Manos que atrapan tiernamente las palabras, las envuelven con su calidez y las hacen suyas. Manos que transmiten el entusiasmo de la aventura que comienza, la tensión por expresar cada latido, la emoción que se vive en silencio, mientras el alma joven, aún sin malear por la vida, da rienda suelta a la necesidad de volar muy alto y muy lejos sin más límites que los que ponen las palabras hechas personajes, lugares y nuevos descubrimientos. Manos que acarician la piel del libro para penetrar profundamente en su esencia. Así son las manos de mis lectores cuando se embelesan con la lectura y hacen suyas las historias que creé para ellos.
Hace unos días disfrutamos de la experiencia de compartir con dos niñas y un niño sus impresiones después de haber leído El secreto de Caaveiro. Solo os enseño sus manos en esta magnífica foto de Mariaje Sánchez. Quienes son no es lo que importa, lo fundamental es a quiénes representan. Portadores del sentir de otros adolescentes como ellos absorben el néctar de la vida con cada nueva lectura.
Fue una tarde hermosa, nos reímos, nos encontramos y soñamos juntos. Recibí sus palabras como la peregrina sedienta que encuentra una fuente en el camino, me contagiaron su alegría y su confianza a cambio tan solo de mis palabras vertidas en este libro, de seguirme por una ruta inexplorada y de llegar conmigo hasta el final de la historia.
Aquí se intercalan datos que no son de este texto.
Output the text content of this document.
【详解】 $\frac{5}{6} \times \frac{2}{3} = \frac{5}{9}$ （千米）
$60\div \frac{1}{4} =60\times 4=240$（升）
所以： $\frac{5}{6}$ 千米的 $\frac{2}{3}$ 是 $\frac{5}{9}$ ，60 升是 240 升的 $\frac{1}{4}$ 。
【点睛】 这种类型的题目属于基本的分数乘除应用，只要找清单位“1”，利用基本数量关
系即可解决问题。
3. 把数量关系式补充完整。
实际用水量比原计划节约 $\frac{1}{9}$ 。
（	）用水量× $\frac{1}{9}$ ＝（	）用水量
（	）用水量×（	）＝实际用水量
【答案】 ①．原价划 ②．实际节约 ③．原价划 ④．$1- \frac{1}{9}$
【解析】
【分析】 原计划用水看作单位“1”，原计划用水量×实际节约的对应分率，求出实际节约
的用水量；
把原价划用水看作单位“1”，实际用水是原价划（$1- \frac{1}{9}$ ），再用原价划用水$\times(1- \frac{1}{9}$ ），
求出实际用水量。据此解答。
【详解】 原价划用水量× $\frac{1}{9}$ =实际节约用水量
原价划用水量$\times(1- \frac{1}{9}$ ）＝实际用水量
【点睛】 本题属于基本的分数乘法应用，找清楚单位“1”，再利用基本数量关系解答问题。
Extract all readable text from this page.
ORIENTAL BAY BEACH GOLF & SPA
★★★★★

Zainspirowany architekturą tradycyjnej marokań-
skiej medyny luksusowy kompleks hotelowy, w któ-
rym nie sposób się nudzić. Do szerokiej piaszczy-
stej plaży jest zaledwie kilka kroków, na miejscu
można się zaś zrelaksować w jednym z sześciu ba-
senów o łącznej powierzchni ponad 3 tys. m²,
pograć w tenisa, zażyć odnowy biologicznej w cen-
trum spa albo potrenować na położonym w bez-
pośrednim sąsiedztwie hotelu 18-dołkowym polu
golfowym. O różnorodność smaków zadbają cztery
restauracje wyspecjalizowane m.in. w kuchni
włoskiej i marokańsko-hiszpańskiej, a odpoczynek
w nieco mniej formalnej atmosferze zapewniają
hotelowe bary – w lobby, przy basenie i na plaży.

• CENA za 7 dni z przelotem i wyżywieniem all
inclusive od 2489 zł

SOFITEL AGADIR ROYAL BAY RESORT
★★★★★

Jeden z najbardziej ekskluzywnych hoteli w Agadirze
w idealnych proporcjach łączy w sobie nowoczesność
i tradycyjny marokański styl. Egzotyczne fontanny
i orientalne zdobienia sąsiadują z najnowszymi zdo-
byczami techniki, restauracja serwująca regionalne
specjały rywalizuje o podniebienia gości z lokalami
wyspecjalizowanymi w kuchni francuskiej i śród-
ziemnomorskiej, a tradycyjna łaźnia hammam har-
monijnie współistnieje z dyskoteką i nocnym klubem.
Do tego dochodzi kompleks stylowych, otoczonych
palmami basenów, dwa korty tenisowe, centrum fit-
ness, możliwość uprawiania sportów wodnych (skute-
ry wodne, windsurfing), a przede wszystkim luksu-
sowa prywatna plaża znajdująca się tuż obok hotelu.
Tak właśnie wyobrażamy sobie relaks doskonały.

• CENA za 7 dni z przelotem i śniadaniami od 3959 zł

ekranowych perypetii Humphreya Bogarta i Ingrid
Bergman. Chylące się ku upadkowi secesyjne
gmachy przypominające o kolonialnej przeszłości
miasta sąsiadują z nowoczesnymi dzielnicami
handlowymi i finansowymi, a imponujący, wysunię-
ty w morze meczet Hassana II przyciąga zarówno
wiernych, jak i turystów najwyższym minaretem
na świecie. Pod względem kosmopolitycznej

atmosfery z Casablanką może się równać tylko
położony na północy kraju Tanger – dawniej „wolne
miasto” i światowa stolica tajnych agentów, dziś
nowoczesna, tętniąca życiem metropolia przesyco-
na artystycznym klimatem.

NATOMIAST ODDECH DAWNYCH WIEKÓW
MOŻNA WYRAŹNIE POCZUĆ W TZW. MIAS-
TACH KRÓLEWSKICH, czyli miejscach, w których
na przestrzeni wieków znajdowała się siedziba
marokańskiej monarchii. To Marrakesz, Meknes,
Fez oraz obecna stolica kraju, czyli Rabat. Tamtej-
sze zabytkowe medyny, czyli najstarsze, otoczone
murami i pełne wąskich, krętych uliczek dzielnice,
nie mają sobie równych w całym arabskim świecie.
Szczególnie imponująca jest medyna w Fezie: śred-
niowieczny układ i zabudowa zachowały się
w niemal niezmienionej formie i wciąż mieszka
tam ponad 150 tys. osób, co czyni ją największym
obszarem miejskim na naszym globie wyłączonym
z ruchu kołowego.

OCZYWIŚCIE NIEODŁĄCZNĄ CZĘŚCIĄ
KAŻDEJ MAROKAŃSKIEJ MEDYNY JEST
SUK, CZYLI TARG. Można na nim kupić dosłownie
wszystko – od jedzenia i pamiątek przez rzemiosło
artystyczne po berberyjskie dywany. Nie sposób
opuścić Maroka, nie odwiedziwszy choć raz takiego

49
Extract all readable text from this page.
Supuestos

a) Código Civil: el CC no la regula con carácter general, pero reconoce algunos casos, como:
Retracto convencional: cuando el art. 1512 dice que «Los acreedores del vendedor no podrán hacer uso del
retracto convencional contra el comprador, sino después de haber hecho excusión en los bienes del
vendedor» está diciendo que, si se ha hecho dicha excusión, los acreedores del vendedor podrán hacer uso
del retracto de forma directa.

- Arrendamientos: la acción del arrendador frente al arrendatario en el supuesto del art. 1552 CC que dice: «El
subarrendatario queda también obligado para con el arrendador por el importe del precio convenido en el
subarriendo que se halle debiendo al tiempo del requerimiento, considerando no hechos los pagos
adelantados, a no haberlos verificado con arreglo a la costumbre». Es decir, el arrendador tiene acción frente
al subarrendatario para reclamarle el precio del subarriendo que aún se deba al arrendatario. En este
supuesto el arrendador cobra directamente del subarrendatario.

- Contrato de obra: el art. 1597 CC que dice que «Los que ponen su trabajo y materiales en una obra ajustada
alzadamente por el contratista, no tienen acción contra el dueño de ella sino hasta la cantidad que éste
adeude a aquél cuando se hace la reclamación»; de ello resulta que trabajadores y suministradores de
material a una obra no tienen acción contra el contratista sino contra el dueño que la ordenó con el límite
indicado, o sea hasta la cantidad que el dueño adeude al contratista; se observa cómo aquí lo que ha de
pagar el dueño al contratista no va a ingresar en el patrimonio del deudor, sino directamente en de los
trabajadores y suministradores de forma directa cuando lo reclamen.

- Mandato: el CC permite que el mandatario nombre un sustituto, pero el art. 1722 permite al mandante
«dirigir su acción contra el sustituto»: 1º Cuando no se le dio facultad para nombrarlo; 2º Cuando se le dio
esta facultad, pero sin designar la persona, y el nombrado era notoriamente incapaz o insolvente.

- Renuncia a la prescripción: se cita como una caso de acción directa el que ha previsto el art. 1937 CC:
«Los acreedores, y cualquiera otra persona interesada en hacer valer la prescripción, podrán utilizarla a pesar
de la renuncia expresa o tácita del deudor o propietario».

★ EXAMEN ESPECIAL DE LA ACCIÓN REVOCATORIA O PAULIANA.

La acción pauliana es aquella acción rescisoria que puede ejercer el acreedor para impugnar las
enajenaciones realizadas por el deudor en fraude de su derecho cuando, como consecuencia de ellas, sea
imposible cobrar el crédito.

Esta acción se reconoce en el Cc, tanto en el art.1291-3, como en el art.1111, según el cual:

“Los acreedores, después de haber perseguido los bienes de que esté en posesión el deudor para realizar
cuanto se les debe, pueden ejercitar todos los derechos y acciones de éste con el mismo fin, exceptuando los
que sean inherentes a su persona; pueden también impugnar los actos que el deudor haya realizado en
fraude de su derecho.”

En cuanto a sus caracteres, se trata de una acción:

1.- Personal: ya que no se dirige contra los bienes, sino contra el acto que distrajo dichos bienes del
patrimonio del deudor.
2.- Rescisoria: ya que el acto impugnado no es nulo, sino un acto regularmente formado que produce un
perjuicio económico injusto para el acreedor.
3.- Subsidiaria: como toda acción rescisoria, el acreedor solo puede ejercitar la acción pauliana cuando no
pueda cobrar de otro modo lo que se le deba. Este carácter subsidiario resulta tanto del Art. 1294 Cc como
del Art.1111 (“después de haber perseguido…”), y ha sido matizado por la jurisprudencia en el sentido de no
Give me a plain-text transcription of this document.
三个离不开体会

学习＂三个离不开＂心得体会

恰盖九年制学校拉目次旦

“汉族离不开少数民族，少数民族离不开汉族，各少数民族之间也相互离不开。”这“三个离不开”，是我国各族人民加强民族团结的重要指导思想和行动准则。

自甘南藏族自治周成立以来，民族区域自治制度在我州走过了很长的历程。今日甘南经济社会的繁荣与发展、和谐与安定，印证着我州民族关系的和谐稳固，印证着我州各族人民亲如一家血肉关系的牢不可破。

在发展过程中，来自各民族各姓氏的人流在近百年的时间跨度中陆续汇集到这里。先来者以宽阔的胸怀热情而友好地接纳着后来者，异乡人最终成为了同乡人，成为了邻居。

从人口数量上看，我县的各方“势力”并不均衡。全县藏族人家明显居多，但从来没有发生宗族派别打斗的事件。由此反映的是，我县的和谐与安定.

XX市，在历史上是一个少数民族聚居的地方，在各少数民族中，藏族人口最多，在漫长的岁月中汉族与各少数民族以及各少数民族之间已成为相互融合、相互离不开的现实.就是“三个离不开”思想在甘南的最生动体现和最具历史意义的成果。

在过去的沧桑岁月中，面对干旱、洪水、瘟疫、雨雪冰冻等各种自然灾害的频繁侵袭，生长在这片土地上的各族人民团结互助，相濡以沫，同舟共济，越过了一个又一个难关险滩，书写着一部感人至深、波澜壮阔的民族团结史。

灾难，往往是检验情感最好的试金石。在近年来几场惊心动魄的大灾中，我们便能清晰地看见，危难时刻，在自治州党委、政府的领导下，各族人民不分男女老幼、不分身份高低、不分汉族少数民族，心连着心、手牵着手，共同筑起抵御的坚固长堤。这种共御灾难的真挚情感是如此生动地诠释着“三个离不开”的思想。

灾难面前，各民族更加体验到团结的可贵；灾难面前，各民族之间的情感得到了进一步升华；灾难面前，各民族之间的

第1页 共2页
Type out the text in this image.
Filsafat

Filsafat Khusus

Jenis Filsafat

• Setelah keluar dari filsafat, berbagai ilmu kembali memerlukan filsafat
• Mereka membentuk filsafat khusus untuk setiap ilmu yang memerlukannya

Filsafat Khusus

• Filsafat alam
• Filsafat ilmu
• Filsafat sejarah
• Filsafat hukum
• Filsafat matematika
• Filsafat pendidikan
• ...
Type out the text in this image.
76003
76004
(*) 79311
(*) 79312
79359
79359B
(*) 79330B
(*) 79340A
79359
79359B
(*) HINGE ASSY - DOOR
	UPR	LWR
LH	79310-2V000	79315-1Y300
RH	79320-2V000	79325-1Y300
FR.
Descubrimos tantas cosas que resulta difícil rememorar cada instante, lo atinado de sus preguntas y cómo con cada frase me mostraron la forma en que habían encontrado sentido a la lectura. Gracias a los tres y a todos esos lectores presentes y futuros que siempre caminan a mi lado. Espero que con El secreto de Caaveiro disfrutéis tanto como con mis anteriores novelas.